The FDIC has consolidated a number of resources relating to derivatives, including central clearing. This webpage will allow users to:
- Review FDIC regulations regarding derivatives.
- Reference some relevant Securities and Exchange Commission (SEC) and U.S. Commodity Futures Trading Commission (CFTC) regulations related to derivatives. (Links to SEC.gov and CFTC.gov)
- Browse relevant speeches, press releases, and related documents regarding derivatives.
Margin and Capital Requirements for Covered Swap Entities
Title VII of the Dodd-Frank Wall Street Reform and Consumer Protection Act (Dodd-Frank Act) established a new regulatory framework for derivatives. Swaps are defined in section 721 of the Dodd-Frank Act to include interest rate swaps, commodity swaps, equity swaps, and credit default swaps. Security based swaps are defined in section 761 of the Dodd-Frank Act to include a swap based on a single security or loan or on a narrow-based security index.
Sections 731 and 764 of the Dodd-Frank Act add a new section, 4s, to the Commodity Exchange Act of 1936, and a new section, 15F, to the Securities Exchange Act of 1934. The new sections require swap dealers and major swap participants to register with the CFTC and security based swap dealers and major security based swap participants to register with the SEC. Swap entities that are prudentially regulated by one of the Agencies and therefore subject to the final rule “Margin and Capital Requirements for Covered Swap Entities” are referred to as “covered swap entities.”
In the derivatives clearing process, one way central counterparties (CCPs) manage credit risk is through initial and variation margin requirements on parties to cleared transactions. The mandatory clearing requirement established by the Dodd-Frank Act for swaps effectively requires a party to any transaction subject to the clearing mandate to post initial and variation margin. However, a particular swap may not be cleared either because it is not subject to the mandatory clearing requirement, or because one of the parties to the swap is eligible for, and uses, an exception or exemption from the clearing requirement. Such a swap is a ‘‘noncleared’’ swap.
The margin requirements will apply to any prudentially-regulated entity that: (1) is registered as a swap dealer or major swap participant with the CFTC, or as a security-based swap dealer, major security-based swap participant with the SEC; and (2) enters into a noncleared swap. In addition, the requirements apply to all of a covered swap entity’s swap and security-based swap activities.

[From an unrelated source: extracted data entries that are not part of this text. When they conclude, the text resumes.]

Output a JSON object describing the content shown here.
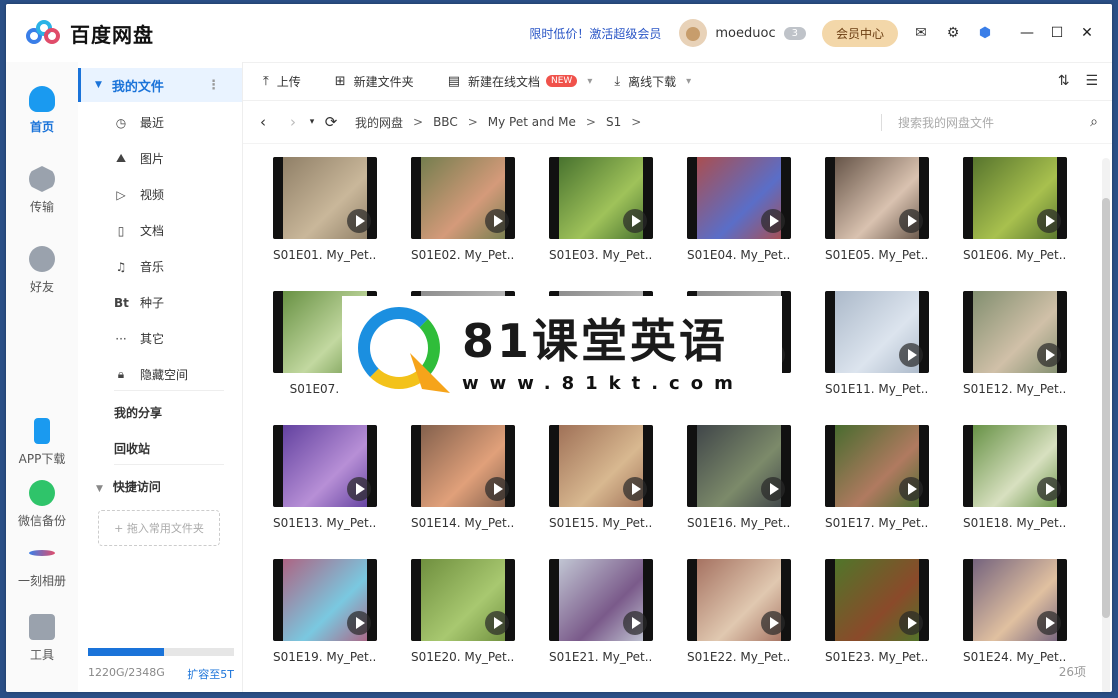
{
  "app": {
    "name": "百度网盘",
    "promo": "限时低价！激活超级会员",
    "username": "moeduoc",
    "level": "3",
    "vip_button": "会员中心"
  },
  "colors": {
    "accent": "#1a73d9",
    "badge": "#f0524b",
    "vip": "#f3d7a9"
  },
  "left_nav": [
    {
      "label": "首页",
      "icon": "cloud-icon",
      "active": true
    },
    {
      "label": "传输",
      "icon": "transfer-icon"
    },
    {
      "label": "好友",
      "icon": "friends-icon"
    },
    {
      "label": "APP下载",
      "icon": "phone-icon"
    },
    {
      "label": "微信备份",
      "icon": "wechat-icon"
    },
    {
      "label": "一刻相册",
      "icon": "album-icon"
    },
    {
      "label": "工具",
      "icon": "tools-icon"
    }
  ],
  "sidebar": {
    "my_files": "我的文件",
    "items": [
      {
        "label": "最近",
        "icon": "clock-icon"
      },
      {
        "label": "图片",
        "icon": "image-icon"
      },
      {
        "label": "视频",
        "icon": "video-icon"
      },
      {
        "label": "文档",
        "icon": "document-icon"
      },
      {
        "label": "音乐",
        "icon": "music-icon"
      },
      {
        "label": "种子",
        "icon": "torrent-icon"
      },
      {
        "label": "其它",
        "icon": "more-icon"
      },
      {
        "label": "隐藏空间",
        "icon": "lock-icon"
      }
    ],
    "my_share": "我的分享",
    "recycle": "回收站",
    "quick_access": "快捷访问",
    "drag_hint": "+ 拖入常用文件夹",
    "storage_text": "1220G/2348G",
    "storage_fraction": 0.52,
    "expand": "扩容至5T"
  },
  "toolbar": {
    "upload": "上传",
    "new_folder": "新建文件夹",
    "new_doc": "新建在线文档",
    "new_badge": "NEW",
    "offline": "离线下载"
  },
  "path": {
    "crumbs": [
      "我的网盘",
      "BBC",
      "My Pet and Me",
      "S1"
    ],
    "search_placeholder": "搜索我的网盘文件"
  },
  "files": [
    "S01E01. My_Pet...",
    "S01E02. My_Pet...",
    "S01E03. My_Pet...",
    "S01E04. My_Pet...",
    "S01E05. My_Pet...",
    "S01E06. My_Pet...",
    "S01E07. My",
    "",
    "",
    "",
    "S01E11. My_Pet...",
    "S01E12. My_Pet...",
    "S01E13. My_Pet...",
    "S01E14. My_Pet...",
    "S01E15. My_Pet...",
    "S01E16. My_Pet...",
    "S01E17. My_Pet...",
    "S01E18. My_Pet...",
    "S01E19. My_Pet...",
    "S01E20. My_Pet...",
    "S01E21. My_Pet...",
    "S01E22. My_Pet...",
    "S01E23. My_Pet...",
    "S01E24. My_Pet..."
  ],
  "item_count": "26项",
  "watermark": {
    "title": "81课堂英语",
    "url": "www.81kt.com"
  }
}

Generally, the final rule requires covered swap entities to:
- Collect initial margin and variation margin from other covered swap entity counterparties.
- Post and collect daily initial margin when trading with financial end-user counterparties with material swaps exposure (notional exposure of $8 billion or more).
- Post and collect daily variation margin when trading with financial end-user counterparties, regardless of the level of swaps exposure if the required amount of variation margin and initial margin exceeds $500,000.
In addition, the final rule:
- Includes specific provisions for inter-affiliate swaps.
- Does not require covered swap entities to exchange margin with commercial end-users or financial institutions with total assets of $10 billion or less, provided that the swaps are entered into for hedging purposes.
- Establishes minimum quality standards for acceptable initial and variation margin collateral. It also establishes minimum safekeeping standards for initial margin collateral.
- Applies only to new swaps entered into after the applicable compliance dates which range from September 2016 to September 2020.